There are a number of intriguing potential explanations for the null effect of valsartan on CV events. First, 6 years of follow-up may not be long enough to see a vascular benefit due to less progression from IGT to frank diabetes. Second, the mechanism of action by which RAS-blocking agents decrease progression to diabetes may be independent of insulin sensitivity, which is presumed to be the primary means by which diabetes and vascular pathology interact. Third, increased use of unblinded RAS blockers, β-blockers, diuretics, and calcium channel blockers in the placebo group may have masked any benefit of valsartan over no other treatment. And, fourth, it may be that in a population of patients with IGT or early type 2 diabetes, aggressive BP control by other means, wide-spread statin use (which may have a modestly unfavorable effect on glucose control while favorably effecting overall CV risk), antiplatelet therapy, and early aggressive treatment of hyperglycemia may positively effect vascular physiology to the point that it is very difficult to achieve further reductions in events just by adding one medication and only incrementally and modestly affecting CV risk factors such as BP and glycemic control.

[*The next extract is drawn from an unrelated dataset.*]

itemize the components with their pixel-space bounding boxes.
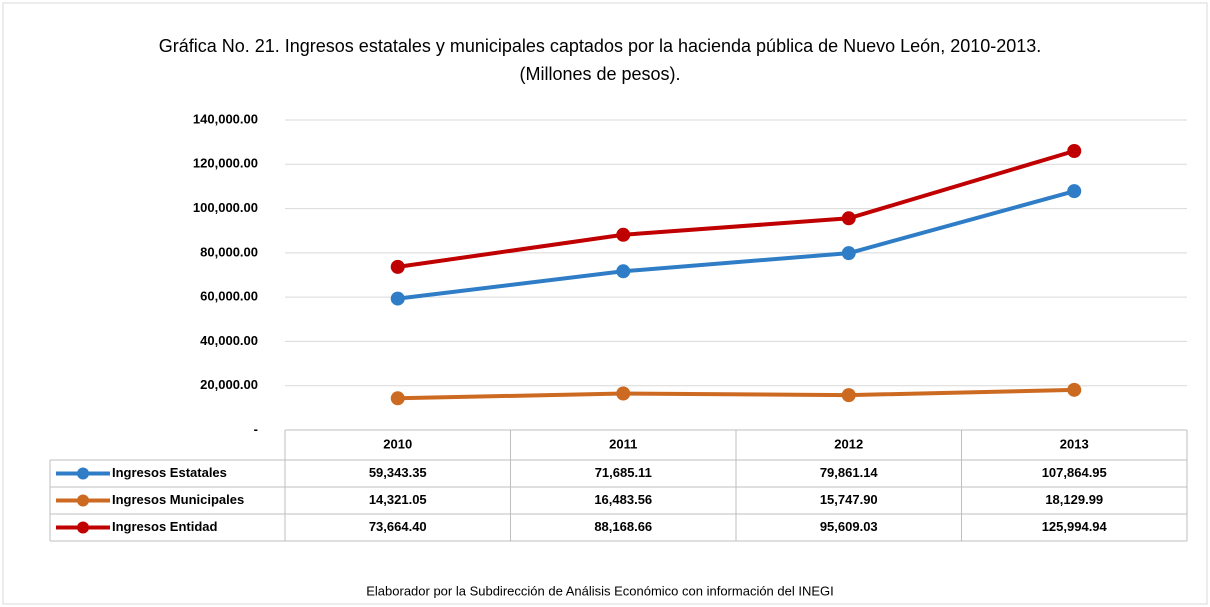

When faced with a patient with prediabetes, defined by the American Diabetes Association (ADA) as a fasting glucose 100 mg/dL to 125 mg/dL, a 2-hour post-load glucose of 140 mg/dL to 199 mg/dL, or an HbA1c of 5.7% to 6.4%, how should these results from NAVIGATOR affect routine clinical care? In patients with prediabetes whose BP is not adequately controlled, who are not yet taking a RAS-blocking agent, and who do not have any contraindication to their use, the next logical step for antihypertensive therapy should be an ACE inhibitor or an ARB in addition to an intensification of therapeutic lifestyle change. Addition of one of these agents in this setting should help control BP and likely have the added benefit of modestly reducing the risk of progressing to type 2 diabetes. However, if the patient with prediabetes already has adequate BP control, the modest effect on diabetes incidence and lack of benefit on CV events seen in NAVIGATOR (and development of diabetes or death in DREAM) do not support adding a RAS-blocking agent. The mainstay of therapy in these patients should be aggressive lifestyle modification, including weight loss and exercise, as well as maintenance of good BP control (and control of other CV risk factors). If drug therapy to reduce the progression to diabetes is considered for such a patient with prediabetes and well-controlled BP, it appears to make more sense to use a medication such as metformin (not approved by the US Food and Drug Administration [FDA] for this indication) in order to prevent diabetes than to add an RAS-blocking agent (regardless of a future FDA approval) based on currently available clinical trial evidence.
Disclosures: Drs Bloch and Basile wish to disclose that they have received research support and consulting fees and serve on the speakers’ bureau for Novartis Pharma, the sponsor of the NAVIGATOR study.